Nourishing Potential – the fund providing food and nutrition education to kids – was developed in response to a need identified by many of the organizations The Winnipeg Foundation works with. Nourishing Potential has helped hundreds of Winnipeg kids, but it addresses only a fraction of the issue.
Food security issues in our city are increasingly top of mind. Many Winnipeggers live in food deserts – meaning they don’t have access to healthy and affordable food in their neighbourhoods. Many children and families don’t know what it means to eat a healthy, well-balanced diet, nor do they know how to prepare healthy food. Many Winnipeggers are just too busy to eat well. And many would love to grow a garden – but just don’t have the space.
Food insecurity isn’t just a low-income issue either – for example, according to a Food Matters Manitoba study, two-thirds of the city’s St. Vital residents don’t eat the recommended number of fruits and veggies, 70 per cent are overweight or obese, and only 11 per cent live within walking distance of a grocery store.
There is some incredible work already taking place in Winnipeg and Manitoba to address food security issues. The Winnipeg Food Share Co-op’s Good Food Box helps people access healthy and affordable food. And Food Matters Manitoba’s annual Growing Local Conference – that was held this weekend – provides a forum for hundreds of attendees to learn and discuss a variety of food topics: from DIY food skills and production workshops to sustainable agriculture, and from indigenous and northern issues to food justice. But there is still lots to be done.
Part of The Winnipeg Foundation’s mission is to provide community leadership by recognizing opportunities to serve the public good. Convening discussions on food security seems a natural fit. In the coming months we will be looking for ways we can do this. We welcome your input – call Stacy Cardigan Smith, Communications Officer, at 204-944-9474 or email email@example.com.

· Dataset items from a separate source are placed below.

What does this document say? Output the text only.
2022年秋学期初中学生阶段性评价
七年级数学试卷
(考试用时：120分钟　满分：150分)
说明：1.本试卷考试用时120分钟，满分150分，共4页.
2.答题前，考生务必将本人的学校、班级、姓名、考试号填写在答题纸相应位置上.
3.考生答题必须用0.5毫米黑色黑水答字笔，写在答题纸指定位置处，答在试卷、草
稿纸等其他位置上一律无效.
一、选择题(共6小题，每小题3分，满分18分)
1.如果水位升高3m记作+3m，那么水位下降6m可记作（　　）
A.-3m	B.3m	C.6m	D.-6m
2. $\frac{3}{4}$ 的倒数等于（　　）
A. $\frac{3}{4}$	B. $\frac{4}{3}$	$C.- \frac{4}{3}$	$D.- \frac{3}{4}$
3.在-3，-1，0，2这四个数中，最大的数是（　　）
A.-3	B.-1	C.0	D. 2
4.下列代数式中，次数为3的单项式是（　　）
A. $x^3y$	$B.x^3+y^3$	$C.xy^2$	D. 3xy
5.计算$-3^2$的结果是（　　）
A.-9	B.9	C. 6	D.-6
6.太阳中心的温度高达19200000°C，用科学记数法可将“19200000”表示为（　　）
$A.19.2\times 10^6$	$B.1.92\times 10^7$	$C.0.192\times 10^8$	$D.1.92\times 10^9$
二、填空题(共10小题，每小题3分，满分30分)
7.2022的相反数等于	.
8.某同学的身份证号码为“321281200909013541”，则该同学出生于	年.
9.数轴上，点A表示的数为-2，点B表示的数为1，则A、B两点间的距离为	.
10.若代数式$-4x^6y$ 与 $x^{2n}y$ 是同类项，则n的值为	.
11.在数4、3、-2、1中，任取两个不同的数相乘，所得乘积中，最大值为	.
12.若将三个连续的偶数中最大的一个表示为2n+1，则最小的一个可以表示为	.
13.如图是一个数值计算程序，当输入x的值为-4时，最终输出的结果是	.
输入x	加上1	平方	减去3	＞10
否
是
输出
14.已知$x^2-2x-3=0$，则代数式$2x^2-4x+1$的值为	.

The Winnipeg Foundation’s Nourishing Potential Fund supports child and youth nutrition programs. Planned to be a $5 million endowment built over five years, it will ultimately generate approximately $250,000 annually for granting.
Donors from all walks of life, who share our interest in child and youth nutrition, have supported the fund with their gifts. To date, almost $2 million has been raised towards the goal and more than $360,000 in grants has been distributed to 56 different organizations that provide after-school, drop-in, and summer food programs for children and youth.